Mar 15 - Sad series of events out here at the Tri-Chem blending and manufacturing plant just outside Cresson, TX taking a right on Highway 171 coming in from Fort Worth heading towards Granbury. The facility has just recently kicked off operations no less from its parent operation in beautiful St. Gabriel, LA and now a pretty tragic outcome after one worker was killed (and just confirmed today on the 23rd as the one worker still missing), another seriously burned, along with at least one other minor injury occurring.
This Tri-Chem facility mixed food-grade and industrial phosphates into various mixtures for any number of perfectly normal and possibly a few not so normal processes. Basics like phosphoric acid to specialty substances like tetrapotassium pyrophosphate (TKPP) and sodium hexametaphosphate (SHMP) are made into varying liquid concentrations. The early reports suggested an unidentified substance caught fire when a worker dragged his foot on the ground. The fire spread to the person still in the hospital and then the explosions happened. That’s where our fatality was just found; it took this whole week just to clean up the debris and hazardous substances before hazmat crews could reach the body for recovery. That story checks out in my book, I cannot tell you how many fires i have adverted after a nearly fatal foot-friction incident. The solid SHMP is not much of a health hazard since well its used in processed food preservation but TKPP creates a toxic phosphor-containing brew when burned.

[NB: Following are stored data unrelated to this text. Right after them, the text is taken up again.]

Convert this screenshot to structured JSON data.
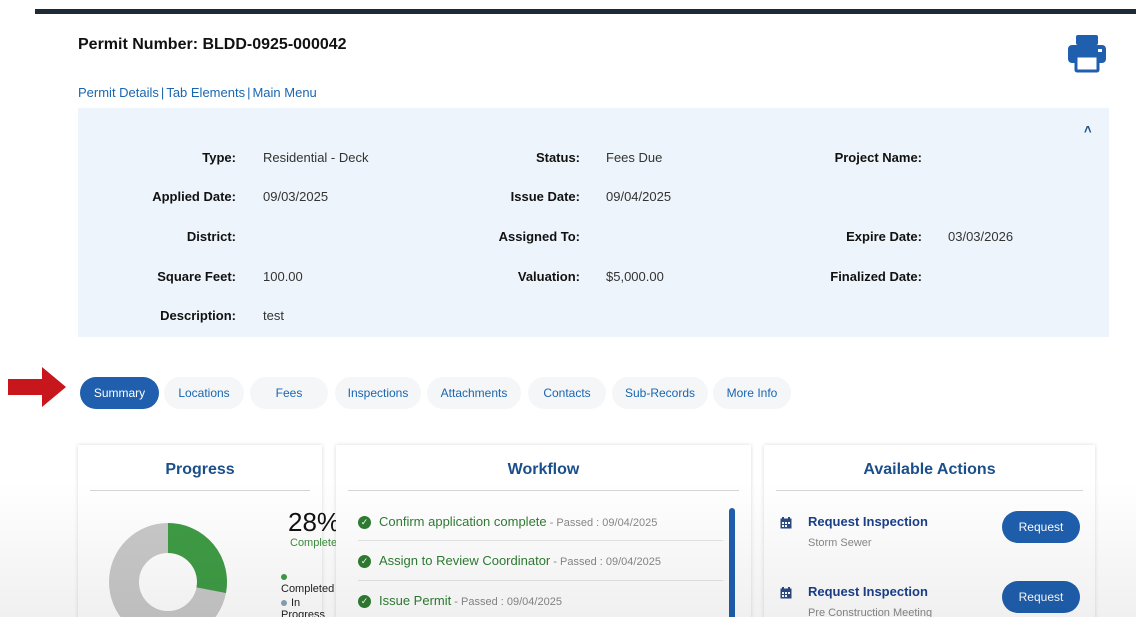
{
  "header": {
    "permit_title": "Permit Number: BLDD-0925-000042"
  },
  "links": [
    "Permit Details",
    "Tab Elements",
    "Main Menu"
  ],
  "details": {
    "type_label": "Type:",
    "type_value": "Residential - Deck",
    "status_label": "Status:",
    "status_value": "Fees Due",
    "project_label": "Project Name:",
    "project_value": "",
    "applied_label": "Applied Date:",
    "applied_value": "09/03/2025",
    "issue_label": "Issue Date:",
    "issue_value": "09/04/2025",
    "district_label": "District:",
    "district_value": "",
    "assigned_label": "Assigned To:",
    "assigned_value": "",
    "expire_label": "Expire Date:",
    "expire_value": "03/03/2026",
    "sqft_label": "Square Feet:",
    "sqft_value": "100.00",
    "valuation_label": "Valuation:",
    "valuation_value": "$5,000.00",
    "finalized_label": "Finalized Date:",
    "finalized_value": "",
    "description_label": "Description:",
    "description_value": "test"
  },
  "tabs": [
    "Summary",
    "Locations",
    "Fees",
    "Inspections",
    "Attachments",
    "Contacts",
    "Sub-Records",
    "More Info"
  ],
  "progress": {
    "title": "Progress",
    "percent_text": "28%",
    "percent_value": 28,
    "sub": "Completed",
    "legend": [
      {
        "label": "Completed",
        "color": "#3f9c45"
      },
      {
        "label": "In Progress",
        "color": "#8aa3b6"
      }
    ]
  },
  "workflow": {
    "title": "Workflow",
    "items": [
      {
        "name": "Confirm application complete",
        "meta": " - Passed : 09/04/2025"
      },
      {
        "name": "Assign to Review Coordinator",
        "meta": " - Passed : 09/04/2025"
      },
      {
        "name": "Issue Permit",
        "meta": " - Passed : 09/04/2025"
      }
    ]
  },
  "actions": {
    "title": "Available Actions",
    "items": [
      {
        "title": "Request Inspection",
        "sub": "Storm Sewer",
        "button": "Request"
      },
      {
        "title": "Request Inspection",
        "sub": "Pre Construction Meeting",
        "button": "Request"
      }
    ]
  },
  "colors": {
    "accent": "#1f5fae",
    "completed": "#3f9c45",
    "link": "#1a66b0",
    "arrow": "#c8161d"
  }
}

The neighboring Scotts facility up on the Cleburne Highway split which makes Hyponex reported sulfur smells, but then, that could be a case of what Sarah Silverman calls, not being able to smell your own smell. Meanwhile, poor MetroWest Transload, a lumber railroad transloading facility, almost definitely had to shut down their operations today. Who knows the future of this site but whatever happens here in the future, the land will definitely be tainted for years to come.